Dico du rock, Antoine de Caunes.

Publié le 17 Janvier 2011

 

9782259205757

 



Nouvelle expérience, la lecture intégrale d’un dictionnaire. Sur le papier, ça semble fou, dans la réalité ça l’est plus encore mais ça ne fait rien, j’assume. Car en voilà un qui met en joie. De cette joie dont on sort un peu triste quand c’est fini. Car tout a une fin, eh oui, c’est ainsi, il faudra s’y faire.
Donc, je l’ai lu. De A à Z sans oublier les remerciements à la famille et les notes en bas de page. Bref, la totale.
Bon, comme son titre l’indique, ce dictionnaire-là est « amoureux » donc forcément subjectif. L’auteur (dont on apprécie au passage la verve et la plume) balaie ses souvenirs. Et on peut dire que des souvenirs, il en a. Entre ses émissions TV (Chorus en tête mais aussi Rapido, les Enfants du Rock, Nulle Part Ailleurs) et ses escapades au States avec son vieux pote Chalumeau, c’est tout le rock et le blues (beaucoup de blues mais après tout, c’est de là qu’elle vient, toute la musique qu’on aime) qui défilent au fil de ces pages.
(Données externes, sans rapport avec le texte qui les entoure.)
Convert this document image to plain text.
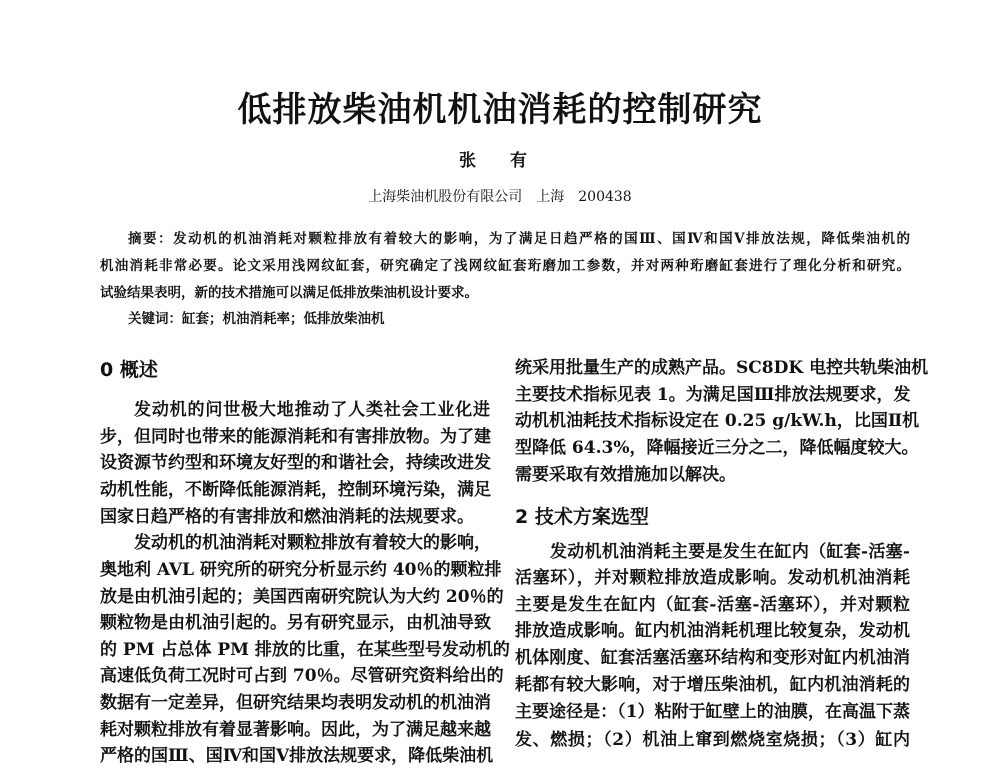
低排放柴油机机油消耗的控制研究
张 有
上海柴油机股份有限公司　上海　200438
摘要：发动机的机油消耗对颗粒排放有着较大的影响，为了满足日趋严格的国Ⅲ、国Ⅳ和国Ⅴ排放法规，降低柴油机的
机油消耗非常必要。论文采用浅网纹缸套，研究确定了浅网纹缸套珩磨加工参数，并对两种珩磨缸套进行了理化分析和研究。
试验结果表明，新的技术措施可以满足低排放柴油机设计要求。
关键词：缸套；机油消耗率；低排放柴油机
0 概述
发动机的问世极大地推动了人类社会工业化进
步，但同时也带来的能源消耗和有害排放物。为了建
设资源节约型和环境友好型的和谐社会，持续改进发
动机性能，不断降低能源消耗，控制环境污染，满足
国家日趋严格的有害排放和燃油消耗的法规要求。
发动机的机油消耗对颗粒排放有着较大的影响，
奥地利 AVL 研究所的研究分析显示约 40％的颗粒排
放是由机油引起的；美国西南研究院认为大约 20％的
颗粒物是由机油引起的。另有研究显示，由机油导致
的 PM 占总体 PM 排放的比重，在某些型号发动机的
高速低负荷工况时可占到 70％。尽管研究资料给出的
数据有一定差异，但研究结果均表明发动机的机油消
耗对颗粒排放有着显著影响。因此，为了满足越来越
严格的国Ⅲ、国Ⅳ和国Ⅴ排放法规要求，降低柴油机
统采用批量生产的成熟产品。SC8DK 电控共轨柴油机
主要技术指标见表 1。为满足国Ⅲ排放法规要求，发
动机机油耗技术指标设定在 0.25 g/kW.h，比国Ⅱ机
型降低 64.3%，降幅接近三分之二，降低幅度较大。
需要采取有效措施加以解决。
发动机机油消耗主要是发生在缸内（缸套-活塞-
活塞环），并对颗粒排放造成影响。发动机机油消耗
主要是发生在缸内（缸套-活塞-活塞环），并对颗粒
排放造成影响。缸内机油消耗机理比较复杂，发动机
机体刚度、缸套活塞活塞环结构和变形对缸内机油消
耗都有较大影响，对于增压柴油机，缸内机油消耗的
主要途径是：（1）粘附于缸壁上的油膜，在高温下蒸
发、燃损；（2）机油上窜到燃烧室烧损；（3）缸内
2 技术方案选型
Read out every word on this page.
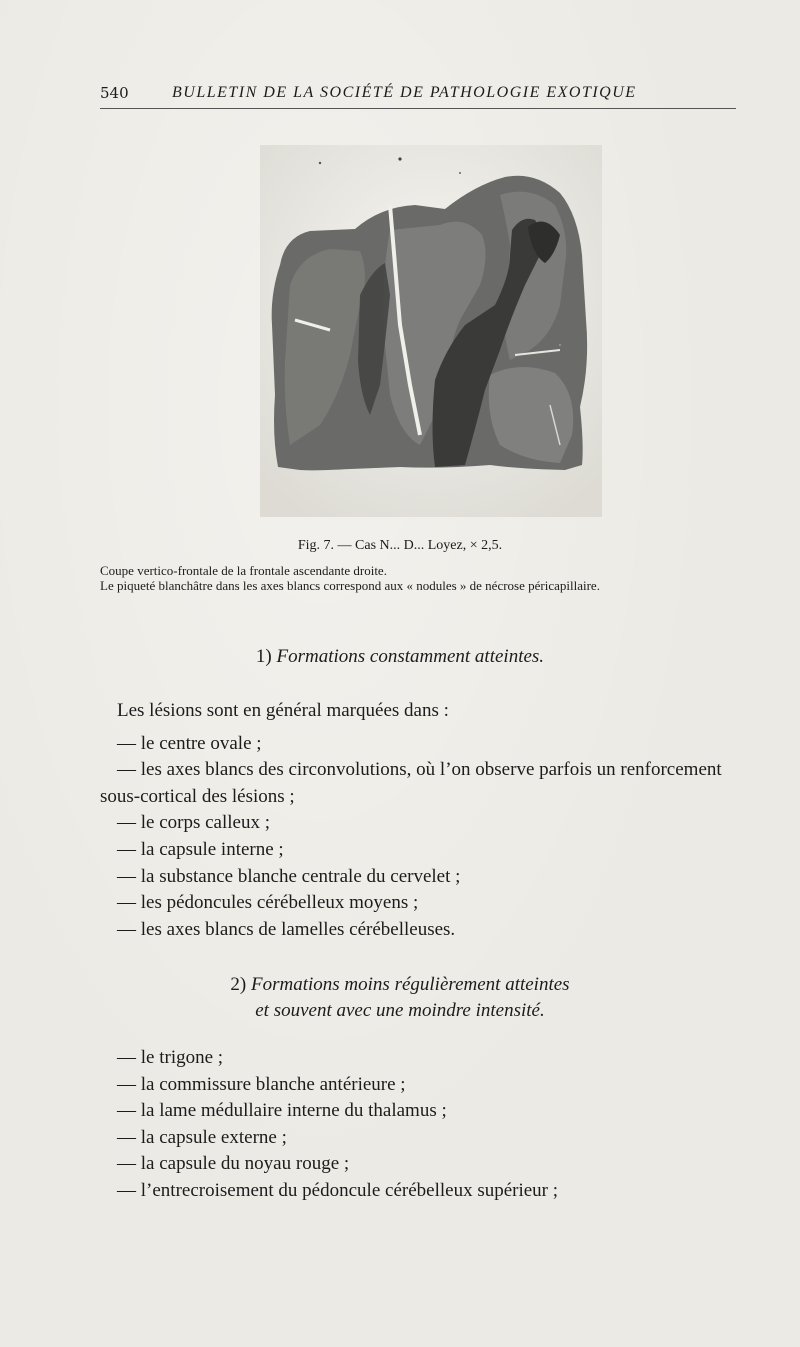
540	BULLETIN DE LA SOCIÉTÉ DE PATHOLOGIE EXOTIQUE
Fig. 7. — Cas N... D... Loyez, × 2,5.

Coupe vertico-frontale de la frontale ascendante droite.

Le piqueté blanchâtre dans les axes blancs correspond aux « nodules » de nécrose péricapillaire.

1) Formations constamment atteintes.

Les lésions sont en général marquées dans :

— le centre ovale ;

— les axes blancs des circonvolutions, où l’on observe parfois un renforcement sous-cortical des lésions ;

— le corps calleux ;

— la capsule interne ;

— la substance blanche centrale du cervelet ;

— les pédoncules cérébelleux moyens ;

— les axes blancs de lamelles cérébelleuses.

2) Formations moins régulièrement atteintes
et souvent avec une moindre intensité.

— le trigone ;

— la commissure blanche antérieure ;

— la lame médullaire interne du thalamus ;

— la capsule externe ;

— la capsule du noyau rouge ;

— l’entrecroisement du pédoncule cérébelleux supérieur ;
Des plus obscurs aux plus grands. Il les a tous côtoyés à un moment ou à un autre (ça en devient même agaçant). Certains reviennent comme des leitmotivs (Elvis Costello, les Stones, les Beatles et surtout Bruce. Le Bruce). D’autres font des passages éclairs. Il y a des anecdotes (celle du King et de Tony Joe White en tête). Bref, de quoi égayer ses transports en commun (là, je parle pour moi). Surtout lorsque des moments de grâce vous mettent en joie, chatouillent vos zygomatiques au point d’éclairer votre facies laborieux d’un large sourire béat.

 

Mais le plus simple, je crois, c’est encore que je fasse mon PPDA de base en vous en pompant un petit extrait. Il concerne U2… (extrait choisi de manière totalement subjective bien entendu)

Extrait (pages 622-623):
« U2 me pète les burnes à un point qui dépasse l’entendement. Je dirais, pour illustrer, qu’il m’est physiquement impossible d’écouter un seul morceau – indistinctement, du reste, puisque, à mes oreilles, c’est toujours le même – sans qu’un engourdissement proche de la catalepsie s’empare de moi ; que je trouve leurs clips pompeux et ramenards, et que la somme de tout ça : leur succès planétaire, l’omniprésence, au premier glissement de terrain venu, de leur hyperchanteur, leur caractère intouchable, l’incarnation qu’ils représentent du rock à (bonne) conscience en font des prototypes parfaits de têtes à claques. Qu’on hésite de surcroît à gifler vu que, en bons chrétiens, ils seraient capables de tendre aussitôt l’autre joue, ces cons. »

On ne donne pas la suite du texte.